The M. V. Frunze Museum (М. В. Фрунзенин Үй-музейи) is a museum located in the capital of Kyrgyzstan, Bishkek. The museum is dedicated to exhibiting artifacts of Mikhail Frunze.

== History ==
The museum opened for the first time in December 1925, the aim with the creation of the museum was to commemorate Mikhail Frunze in the house where he was born, this house was built in 1879 by Vasily Frunze, Mikhail's father. In 1967, the museum was renovated after the anniversary of the October Revolution, the muralists Alexei Kamensky and Alexander Voronin participated in the decoration of the building. In 2002, the building was added to the State List of Historic and Cultural Monuments of Republican Importance.

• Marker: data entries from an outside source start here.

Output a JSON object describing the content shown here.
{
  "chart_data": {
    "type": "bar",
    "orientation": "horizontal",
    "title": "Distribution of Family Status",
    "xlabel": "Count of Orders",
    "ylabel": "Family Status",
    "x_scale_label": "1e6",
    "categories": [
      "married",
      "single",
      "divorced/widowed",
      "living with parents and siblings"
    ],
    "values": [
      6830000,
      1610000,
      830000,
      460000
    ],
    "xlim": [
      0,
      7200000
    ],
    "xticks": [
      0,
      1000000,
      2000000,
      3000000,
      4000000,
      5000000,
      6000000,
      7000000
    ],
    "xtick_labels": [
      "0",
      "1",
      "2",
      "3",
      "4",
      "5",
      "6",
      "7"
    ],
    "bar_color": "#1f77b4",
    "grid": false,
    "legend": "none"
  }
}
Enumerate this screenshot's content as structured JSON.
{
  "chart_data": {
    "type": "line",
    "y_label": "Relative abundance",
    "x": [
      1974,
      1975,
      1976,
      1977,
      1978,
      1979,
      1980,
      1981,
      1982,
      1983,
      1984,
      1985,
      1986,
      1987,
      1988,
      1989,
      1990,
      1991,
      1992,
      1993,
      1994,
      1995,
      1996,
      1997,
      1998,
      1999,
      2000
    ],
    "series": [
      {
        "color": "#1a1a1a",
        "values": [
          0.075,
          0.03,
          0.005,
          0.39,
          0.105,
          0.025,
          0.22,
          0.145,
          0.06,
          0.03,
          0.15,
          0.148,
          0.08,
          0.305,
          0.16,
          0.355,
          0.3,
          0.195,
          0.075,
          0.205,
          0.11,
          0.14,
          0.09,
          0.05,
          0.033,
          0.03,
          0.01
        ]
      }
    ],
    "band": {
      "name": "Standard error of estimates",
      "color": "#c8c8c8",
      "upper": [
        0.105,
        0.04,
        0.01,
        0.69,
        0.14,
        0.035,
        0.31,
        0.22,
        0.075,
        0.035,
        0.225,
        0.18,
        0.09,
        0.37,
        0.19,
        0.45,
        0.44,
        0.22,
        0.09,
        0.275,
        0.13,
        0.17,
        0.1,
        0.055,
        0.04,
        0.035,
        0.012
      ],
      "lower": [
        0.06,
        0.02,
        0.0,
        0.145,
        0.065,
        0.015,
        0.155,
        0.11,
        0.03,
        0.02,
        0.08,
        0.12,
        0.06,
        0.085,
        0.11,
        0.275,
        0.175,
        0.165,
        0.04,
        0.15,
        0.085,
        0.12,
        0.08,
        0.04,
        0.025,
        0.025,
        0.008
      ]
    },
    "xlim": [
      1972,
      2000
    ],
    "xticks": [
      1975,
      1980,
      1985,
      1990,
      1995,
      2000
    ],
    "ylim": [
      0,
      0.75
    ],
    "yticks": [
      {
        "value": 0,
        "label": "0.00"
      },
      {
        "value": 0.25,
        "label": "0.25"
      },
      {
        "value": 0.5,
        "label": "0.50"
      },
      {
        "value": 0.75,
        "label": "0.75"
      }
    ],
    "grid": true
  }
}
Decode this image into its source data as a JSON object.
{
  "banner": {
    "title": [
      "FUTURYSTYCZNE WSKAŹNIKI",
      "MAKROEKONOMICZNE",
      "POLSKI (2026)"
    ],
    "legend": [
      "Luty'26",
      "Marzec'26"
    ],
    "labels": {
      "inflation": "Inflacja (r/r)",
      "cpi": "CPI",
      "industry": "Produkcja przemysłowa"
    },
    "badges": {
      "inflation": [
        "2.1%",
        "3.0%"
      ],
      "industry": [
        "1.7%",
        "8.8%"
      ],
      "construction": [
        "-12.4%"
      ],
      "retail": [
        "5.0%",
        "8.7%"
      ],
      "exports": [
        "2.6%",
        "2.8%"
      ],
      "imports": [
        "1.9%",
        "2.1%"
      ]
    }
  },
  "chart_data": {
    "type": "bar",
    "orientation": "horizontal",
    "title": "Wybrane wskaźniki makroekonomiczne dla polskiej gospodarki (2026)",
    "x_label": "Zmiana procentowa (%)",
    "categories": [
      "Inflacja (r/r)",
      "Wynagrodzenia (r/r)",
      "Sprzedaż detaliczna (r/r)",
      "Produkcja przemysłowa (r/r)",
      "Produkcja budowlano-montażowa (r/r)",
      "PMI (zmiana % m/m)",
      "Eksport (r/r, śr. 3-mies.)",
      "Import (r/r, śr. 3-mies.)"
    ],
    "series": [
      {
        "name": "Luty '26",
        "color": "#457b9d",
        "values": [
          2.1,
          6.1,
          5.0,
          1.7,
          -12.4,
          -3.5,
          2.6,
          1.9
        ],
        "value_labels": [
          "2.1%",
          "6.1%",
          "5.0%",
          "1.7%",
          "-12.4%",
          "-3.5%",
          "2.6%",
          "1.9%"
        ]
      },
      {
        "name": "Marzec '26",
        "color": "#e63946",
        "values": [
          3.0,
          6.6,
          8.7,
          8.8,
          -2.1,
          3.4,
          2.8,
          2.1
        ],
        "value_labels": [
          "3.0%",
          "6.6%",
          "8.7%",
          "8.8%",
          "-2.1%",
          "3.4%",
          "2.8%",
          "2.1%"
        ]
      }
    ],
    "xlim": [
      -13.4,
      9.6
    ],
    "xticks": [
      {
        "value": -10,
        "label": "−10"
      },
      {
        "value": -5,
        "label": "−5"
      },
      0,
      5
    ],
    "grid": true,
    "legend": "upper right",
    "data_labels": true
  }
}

In 2014, three exhibits were stolen from the museum, including the banner of the 46th regiment of the Red Army. In April 2019, Du Dewen, the ambassador of China to Kyrgyzstan visited the museum. Also in 2019, jewelry from the museum were stolen.

== Collections ==
In 2001, the museum contained about 6583 objects. Some of these artifacts were donated by Mikhail's family or friends, including furniture and plates. One of the main exhibits of the museum was an adobe hut. The museum contains books, manuscripts, documents, photographs and paintings. In 2018, an exhibition about the development of Bishkek with photographs was organized in the museum, which was attended by Aigul Ryskulova, Vice Mayor of Bishkek at that time. In 2019, the museum presented an exhibition about Epic of Manas, in this exhibition documents, photographs and illustrations were shown. In February 2021, the museum organized the exhibition "Frunze Week" where it presented personal belongings of Mikhail Frunze. In April 2021, the museum presented an exhibition with old books dating from the late 19th and early 20th century.